In companies where there is partial digitisation of claims, it’s the push and pull of people versus technology that poses a challenge, alongside costs and concerns with the technology itself.

And in firms that have not yet started a digital journey for claims, the cost of introducing technology to the function is identified as the most significant challenge, followed by executive buy-in and influence, and concerns over technology at the expense of customer relationships.

When the global survey results are broken down by leadership groups, middle management is keener on the deployment of automation in claims (43%) compared with senior directors (39%) and the C-suite (30%).

Identifying the benefits of technology

There’s an interesting shift between the benefits from intelligent automation that are identified today, and the areas insurance professionals think will be beneficial in the future, as indicated by planned investment.

For the C-suite, automation is seen to provide equitable positive benefits across many strategic outcomes, such as data visibility and intelligence, customer satisfaction, regulation and compliance and risk management. For the majority of senior directors, the clear leading benefits are customer satisfaction and retention and data visibility and intelligence. Data is also the biggest positive for middle management.
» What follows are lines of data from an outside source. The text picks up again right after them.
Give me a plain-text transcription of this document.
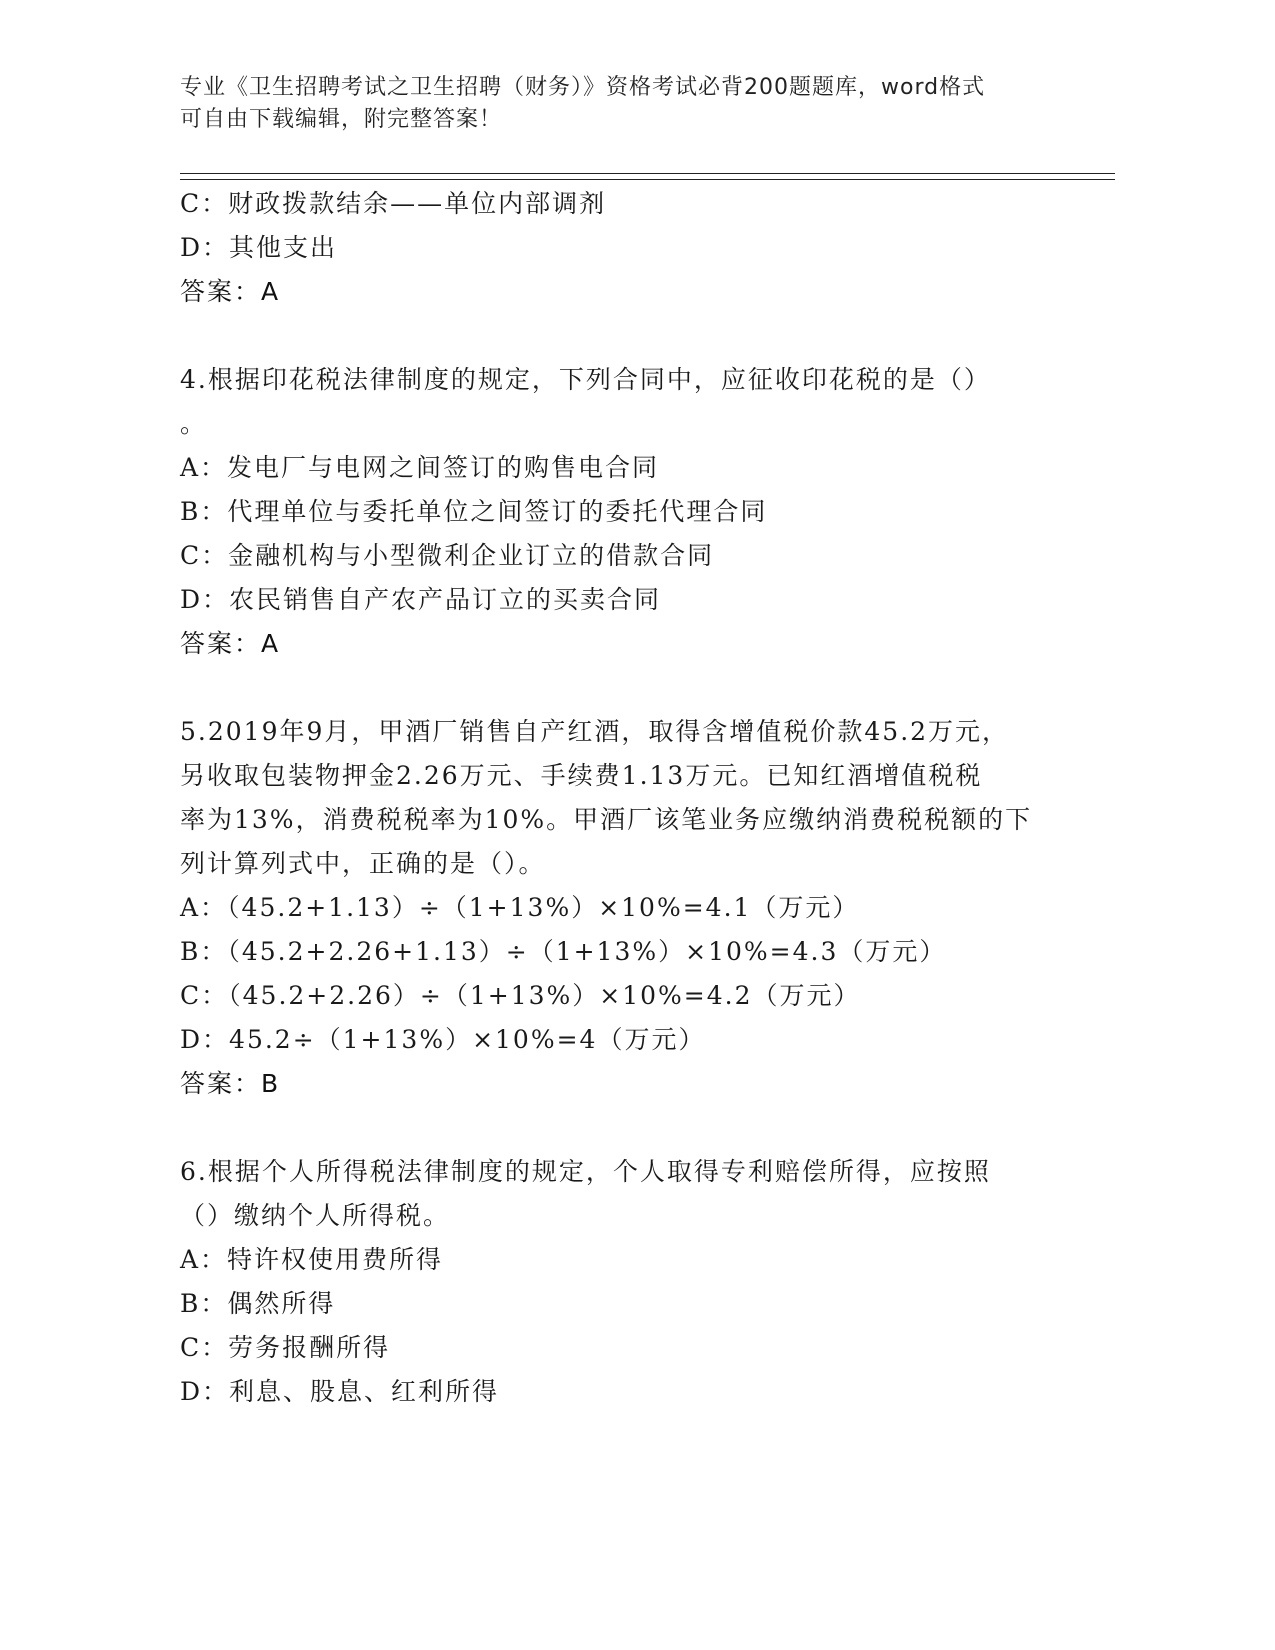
专业《卫生招聘考试之卫生招聘（财务）》资格考试必背200题题库，word格式
可自由下载编辑，附完整答案！
C：财政拨款结余——单位内部调剂
D：其他支出
答案：A
4.根据印花税法律制度的规定，下列合同中，应征收印花税的是（）
。
A：发电厂与电网之间签订的购售电合同
B：代理单位与委托单位之间签订的委托代理合同
C：金融机构与小型微利企业订立的借款合同
D：农民销售自产农产品订立的买卖合同
答案：A
5.2019年9月，甲酒厂销售自产红酒，取得含增值税价款45.2万元，
另收取包装物押金2.26万元、手续费1.13万元。已知红酒增值税税
率为13%，消费税税率为10%。甲酒厂该笔业务应缴纳消费税税额的下
列计算列式中，正确的是（）。
A：（45.2+1.13）÷（1+13%）×10%=4.1（万元）
B：（45.2+2.26+1.13）÷（1+13%）×10%=4.3（万元）
C：（45.2+2.26）÷（1+13%）×10%=4.2（万元）
D：45.2÷（1+13%）×10%=4（万元）
答案：B
6.根据个人所得税法律制度的规定，个人取得专利赔偿所得，应按照
（）缴纳个人所得税。
A：特许权使用费所得
B：偶然所得
C：劳务报酬所得
D：利息、股息、红利所得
The global insurance industry is aware of the benefits that intelligent automation can generate, especially for improving the use of data and driving customer experience forward. Yet the majority are not using it at a strategic level just yet. Many are still at the implementation stage of their adoption of automation, with some key barriers to scale yet to be overcome.”

That data is so important is no surprise. Intelligent automation can certainly help insurance companies to manage and mine their massive data pools more effectively for use across underwriting, pricing, claims and risk management. With customers front of mind in insurers’ strategic decision making, another positive outcome of using IA to harness an organisation’s data is that it supports the personalisation and innovation of products and services.

Although data is a key element of the transformation of almost every insurance function, most respondents still plan to scale automation primarily into customer service, risk management and claims. Areas that tend to be more heavily based on data processes, such as underwriting, actuarial and compliance are lower on the priority list.

A strategic roadmap for automation tied to transformation efforts and business goals is critical and in companies where this isn’t consistently communicated and implemented across the organisation, change will be slower.

The global insurance industry is aware of the benefits that intelligent automation can generate, especially for improving the use of data and driving customer experience forward. Yet the majority are not using it at a strategic level just yet. Many are still at the implementation stage of their adoption of automation, with some key barriers to scale yet to be overcome.

But as our surveys have shown, when driving digital transformation and introducing new technologies into the business to modernise the operating model, top-down communication and strategic alignment through the business are significant success factors.